Tous les livres de Hideo Furukawa
En 1943, l'armée impériale japonaise laisse derrière elle quatre chiens sur une île déserte. Ils la quitteront, et leurs descendants se répandront sur la terre pour chercher, au fil de leur généalogie chaotique, un lieu où ils puissent se sentir véritablement à leur place. Leur terre promise à eux.
Ils participeront à toutes les aventures du XXe siècle, sur terre, sur mer, et même au-delà, pour nous donner à lire, dans un prodigieux renversement de valeurs, une nouvelle histoire du monde et adresser en même temps une déclaration de guerre à notre XXIe siècle.

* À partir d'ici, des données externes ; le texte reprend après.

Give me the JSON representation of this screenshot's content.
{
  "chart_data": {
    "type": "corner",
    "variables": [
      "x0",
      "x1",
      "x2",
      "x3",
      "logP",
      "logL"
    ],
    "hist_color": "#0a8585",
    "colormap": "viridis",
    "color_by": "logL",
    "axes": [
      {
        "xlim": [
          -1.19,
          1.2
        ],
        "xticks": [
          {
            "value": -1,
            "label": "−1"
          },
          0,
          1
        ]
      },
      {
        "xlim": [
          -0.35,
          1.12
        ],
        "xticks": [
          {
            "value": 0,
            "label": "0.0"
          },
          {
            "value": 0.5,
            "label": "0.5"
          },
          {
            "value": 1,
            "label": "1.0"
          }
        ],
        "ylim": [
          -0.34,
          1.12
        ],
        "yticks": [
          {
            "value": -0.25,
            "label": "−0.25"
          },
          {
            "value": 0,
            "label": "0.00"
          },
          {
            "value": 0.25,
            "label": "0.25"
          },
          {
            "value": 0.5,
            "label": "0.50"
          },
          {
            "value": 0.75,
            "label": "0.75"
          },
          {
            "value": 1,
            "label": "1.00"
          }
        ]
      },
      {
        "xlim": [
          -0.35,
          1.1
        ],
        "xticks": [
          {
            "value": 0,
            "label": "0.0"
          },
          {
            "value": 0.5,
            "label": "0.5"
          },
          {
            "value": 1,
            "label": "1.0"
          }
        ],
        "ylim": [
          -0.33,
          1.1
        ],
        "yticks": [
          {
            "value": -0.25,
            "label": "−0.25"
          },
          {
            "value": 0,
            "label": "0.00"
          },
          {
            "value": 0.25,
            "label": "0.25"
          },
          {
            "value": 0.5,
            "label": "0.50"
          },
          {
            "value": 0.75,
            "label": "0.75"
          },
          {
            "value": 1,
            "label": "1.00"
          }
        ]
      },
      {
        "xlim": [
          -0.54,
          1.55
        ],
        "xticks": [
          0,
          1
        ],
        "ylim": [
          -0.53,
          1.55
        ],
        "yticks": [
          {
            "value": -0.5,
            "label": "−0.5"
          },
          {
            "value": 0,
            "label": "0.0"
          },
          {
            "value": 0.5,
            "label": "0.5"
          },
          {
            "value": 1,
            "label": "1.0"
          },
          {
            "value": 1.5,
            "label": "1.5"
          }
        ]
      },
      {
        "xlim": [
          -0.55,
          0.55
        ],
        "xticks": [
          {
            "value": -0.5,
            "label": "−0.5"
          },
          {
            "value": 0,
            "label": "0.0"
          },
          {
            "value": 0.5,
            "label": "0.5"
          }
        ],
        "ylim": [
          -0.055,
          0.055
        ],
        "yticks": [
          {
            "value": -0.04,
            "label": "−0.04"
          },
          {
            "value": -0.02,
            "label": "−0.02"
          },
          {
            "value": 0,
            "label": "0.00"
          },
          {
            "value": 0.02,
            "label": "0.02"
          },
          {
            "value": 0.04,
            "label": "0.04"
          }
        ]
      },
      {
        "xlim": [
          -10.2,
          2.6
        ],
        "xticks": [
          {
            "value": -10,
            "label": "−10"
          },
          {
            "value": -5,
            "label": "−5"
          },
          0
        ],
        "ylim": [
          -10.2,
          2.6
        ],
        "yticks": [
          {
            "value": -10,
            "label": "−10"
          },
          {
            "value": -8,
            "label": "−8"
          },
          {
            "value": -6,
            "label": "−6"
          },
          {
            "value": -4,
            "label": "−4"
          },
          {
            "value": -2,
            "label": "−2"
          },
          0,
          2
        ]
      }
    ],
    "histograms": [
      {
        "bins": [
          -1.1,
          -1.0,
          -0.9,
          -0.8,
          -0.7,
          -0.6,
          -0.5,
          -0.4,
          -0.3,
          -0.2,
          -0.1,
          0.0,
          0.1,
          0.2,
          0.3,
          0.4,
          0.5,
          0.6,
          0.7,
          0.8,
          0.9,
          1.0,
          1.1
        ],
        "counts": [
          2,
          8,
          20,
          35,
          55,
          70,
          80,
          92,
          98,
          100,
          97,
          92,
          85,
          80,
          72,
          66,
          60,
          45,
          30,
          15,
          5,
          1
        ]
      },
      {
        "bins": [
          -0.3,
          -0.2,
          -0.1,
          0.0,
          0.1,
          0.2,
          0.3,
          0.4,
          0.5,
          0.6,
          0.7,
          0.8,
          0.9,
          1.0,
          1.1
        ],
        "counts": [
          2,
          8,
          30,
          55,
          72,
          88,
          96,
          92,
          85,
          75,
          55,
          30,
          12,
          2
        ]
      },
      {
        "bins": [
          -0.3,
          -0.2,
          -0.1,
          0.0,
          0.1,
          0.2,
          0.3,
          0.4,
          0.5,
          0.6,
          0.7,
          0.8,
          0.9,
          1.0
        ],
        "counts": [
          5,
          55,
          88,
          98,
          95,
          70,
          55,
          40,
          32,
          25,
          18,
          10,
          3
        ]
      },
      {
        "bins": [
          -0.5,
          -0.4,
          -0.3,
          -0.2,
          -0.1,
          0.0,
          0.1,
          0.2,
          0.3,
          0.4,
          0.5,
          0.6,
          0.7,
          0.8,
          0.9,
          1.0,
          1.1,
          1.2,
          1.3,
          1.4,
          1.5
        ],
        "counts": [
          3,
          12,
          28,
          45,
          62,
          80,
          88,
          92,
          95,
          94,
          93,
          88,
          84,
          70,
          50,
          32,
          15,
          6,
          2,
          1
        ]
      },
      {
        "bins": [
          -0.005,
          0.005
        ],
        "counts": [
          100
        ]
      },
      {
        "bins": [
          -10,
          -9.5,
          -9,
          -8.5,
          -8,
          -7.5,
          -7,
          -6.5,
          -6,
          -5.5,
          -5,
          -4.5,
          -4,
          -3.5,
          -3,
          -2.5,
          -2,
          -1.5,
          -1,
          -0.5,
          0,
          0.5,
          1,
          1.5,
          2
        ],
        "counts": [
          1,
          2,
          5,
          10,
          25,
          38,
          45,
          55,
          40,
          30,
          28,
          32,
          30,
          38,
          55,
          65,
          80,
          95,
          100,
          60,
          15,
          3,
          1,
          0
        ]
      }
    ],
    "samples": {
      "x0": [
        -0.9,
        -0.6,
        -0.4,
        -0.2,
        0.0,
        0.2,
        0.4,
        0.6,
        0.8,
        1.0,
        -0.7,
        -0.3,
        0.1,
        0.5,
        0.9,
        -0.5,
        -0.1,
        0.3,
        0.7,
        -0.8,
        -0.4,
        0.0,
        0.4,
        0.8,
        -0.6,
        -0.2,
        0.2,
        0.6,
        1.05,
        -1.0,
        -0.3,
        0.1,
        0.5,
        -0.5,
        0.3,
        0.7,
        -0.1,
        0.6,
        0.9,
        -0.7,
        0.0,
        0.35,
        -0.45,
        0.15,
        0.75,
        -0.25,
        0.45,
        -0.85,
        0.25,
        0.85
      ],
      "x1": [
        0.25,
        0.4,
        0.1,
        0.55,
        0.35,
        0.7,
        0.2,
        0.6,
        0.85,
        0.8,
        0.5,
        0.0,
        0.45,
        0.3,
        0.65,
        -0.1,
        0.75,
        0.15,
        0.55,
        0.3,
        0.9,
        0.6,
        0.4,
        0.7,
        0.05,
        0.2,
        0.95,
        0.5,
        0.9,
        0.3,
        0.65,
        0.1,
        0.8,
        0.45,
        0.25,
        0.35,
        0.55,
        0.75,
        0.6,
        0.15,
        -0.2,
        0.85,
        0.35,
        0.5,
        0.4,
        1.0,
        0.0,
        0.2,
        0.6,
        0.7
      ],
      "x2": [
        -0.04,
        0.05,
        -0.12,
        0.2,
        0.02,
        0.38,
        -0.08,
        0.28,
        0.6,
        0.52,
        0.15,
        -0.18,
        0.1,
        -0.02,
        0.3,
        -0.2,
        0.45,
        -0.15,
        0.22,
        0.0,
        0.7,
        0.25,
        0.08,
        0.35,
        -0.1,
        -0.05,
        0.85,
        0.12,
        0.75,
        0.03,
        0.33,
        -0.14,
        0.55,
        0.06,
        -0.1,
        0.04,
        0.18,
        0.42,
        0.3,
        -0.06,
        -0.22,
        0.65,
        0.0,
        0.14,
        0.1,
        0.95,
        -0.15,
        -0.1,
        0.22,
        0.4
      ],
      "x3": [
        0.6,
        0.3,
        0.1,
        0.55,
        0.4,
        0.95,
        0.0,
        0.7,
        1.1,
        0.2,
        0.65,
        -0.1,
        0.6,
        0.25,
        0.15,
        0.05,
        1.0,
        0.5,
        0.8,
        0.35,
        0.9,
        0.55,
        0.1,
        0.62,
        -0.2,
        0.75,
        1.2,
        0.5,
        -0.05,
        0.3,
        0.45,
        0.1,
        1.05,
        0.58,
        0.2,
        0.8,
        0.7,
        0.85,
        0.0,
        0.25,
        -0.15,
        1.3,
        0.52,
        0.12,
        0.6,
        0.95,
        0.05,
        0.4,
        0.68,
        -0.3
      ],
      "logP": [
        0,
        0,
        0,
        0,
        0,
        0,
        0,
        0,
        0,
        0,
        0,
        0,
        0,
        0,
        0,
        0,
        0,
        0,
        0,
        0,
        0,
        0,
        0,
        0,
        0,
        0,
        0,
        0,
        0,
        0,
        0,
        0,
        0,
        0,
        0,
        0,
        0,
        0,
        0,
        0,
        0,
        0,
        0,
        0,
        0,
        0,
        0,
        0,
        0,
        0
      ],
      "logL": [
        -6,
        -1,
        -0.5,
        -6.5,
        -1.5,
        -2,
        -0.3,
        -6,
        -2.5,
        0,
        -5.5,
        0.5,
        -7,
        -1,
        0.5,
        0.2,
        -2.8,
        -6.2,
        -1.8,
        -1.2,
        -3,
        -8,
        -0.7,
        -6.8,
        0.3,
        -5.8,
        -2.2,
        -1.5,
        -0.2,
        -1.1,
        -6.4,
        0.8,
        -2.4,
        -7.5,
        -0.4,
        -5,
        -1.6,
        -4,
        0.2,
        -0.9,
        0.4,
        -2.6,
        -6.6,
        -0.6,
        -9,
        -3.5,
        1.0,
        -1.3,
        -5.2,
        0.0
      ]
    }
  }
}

Un roman polyphonique au rythme trépidant et d'une insolence extravagante qui remet en cause l'autorité naturelle de l'humanité sur le monde. Un livre hors normes dans la littérature japonaise contemporaine qui repousse stylistiquement encore plus loin les frontières du réel et de la fiction.
De quoi est fait le monde, selon vous, sinon de fiction ?
Car il s'agit bien, dans ce roman, de lâcher les chiens de la fiction !
Ce livre est l'incandescente mise à l'épreuve de l'écriture face au réel et place définitivement Furukawa Hideo parmi les plus grands écrivains de sa génération. Après la catastrophe, il part à Fukushima, dans cette terre victime d'un « désastre annoncé », elle qui a fourni la chair à canon des guerres coloniales et le lumpen-prolétariat de la modernisation, avant que lui soient imposées les centrales nucléaires dont l'électricité fait briller Tôkyô. Parvenu à la limite de la zone interdite, dans la ville de Sôma, Furukawa Hideo se trouve face aux chevaux rescapés du tsunami, blessés, hallucinés.
Fin du XXe siècle. Deux enfants, un garçon et une fille, se retrouvent échoués sur une île déserte dans le Pacifique. En deux années, ils développent des techniques de survie et de communion avec la nature, proches du chamanisme. Devenus grands et rendus à la civilisation, ils découvrent un Tokyo transformé par le réchauffement climatique et l'immigration clandestine. Envahi par une végétation tropicale et des colonies de corbeaux à gros bec. Où il vont devoir apprendre à survivre, sur les décombres de la société des hommes.
Ce roman d'une puissance imaginaire stupéfiante, à l'écriture fiévreuse comme un long solo de guitare rock, emprunte les codes de la science-fiction pour mieux dynamiter la fiction tout court.
Sa forme est celle d'une spirale qui se resserre et tourne de plus en plus vite. Pour Furukawa la littérature est une arme, une tornade qui emporte tout, et Soundtrack le roman fondateur de toute son oeuvre.
"J'étais un humain, j'étais en colère, et j'ai juré de mettre mes tripes à écrire un chant à la gloire des corbeaux. J'ignore à quel âge je mourrai, j'ignore combien de dizaines de romans j'écrirai jusqu'à ma mort. Mais je peux dire une chose. S'il y a quelque chose que l'on puisse appeler l'ère Furukawa, alors son année 0 correspond à l'année de publication de Soundtrack."
Il existe une Iliade japonaise, une épopée guerrière chantée par des moines aveugles qui sillonnaient le pays en s’accompagnant au luth biwa. Elle s’appelle le Heike monogatari et conte la lutte des clans Minamoto et Taira au XIIe siècle, dont le point culminant fut la bataille navale de Dan-no-ura, où périt le clan Taira.
Le roman de Furukawa commence où s’achève l’épopée guerrière. Cent cinquante ans plus tard, Tomona, fils de pêcheur-plongeur, naît à Dan-no-ura. Un jour, l’enfant et son père remontent l’épée sacrée qui avait été perdue lors de cette bataille. L’éclat magique de la lame tue le père et aveugle le fils. Et l’épée retombe dans la mer.
Tomona part pour la capitale où il devient joueur de luth biwa. C’est là qu’il croise Inuô, « le Roi Chien », enfant difforme et masqué qui pratique la danse. Une amitié fusionnelle se développe et l’aveugle devient le chanteur du récit héroïque de la guerre des Taira et des Minamoto sur la danse et les textes d’Inuô. Quand seront apaisées les âmes courroucées des vaincus, Inuô retrouvera sa beauté humaine en se réconciliant avec le malheur d’être soi.
Au croisement du mythe et du chant, de la violence et de la grâce, Furukawa invente ainsi une suite à ce long poème épique. A la douleur endurée par les humains sont intimement tressées la puissance de l’art, de la danse, et ce qui en naît : la beauté.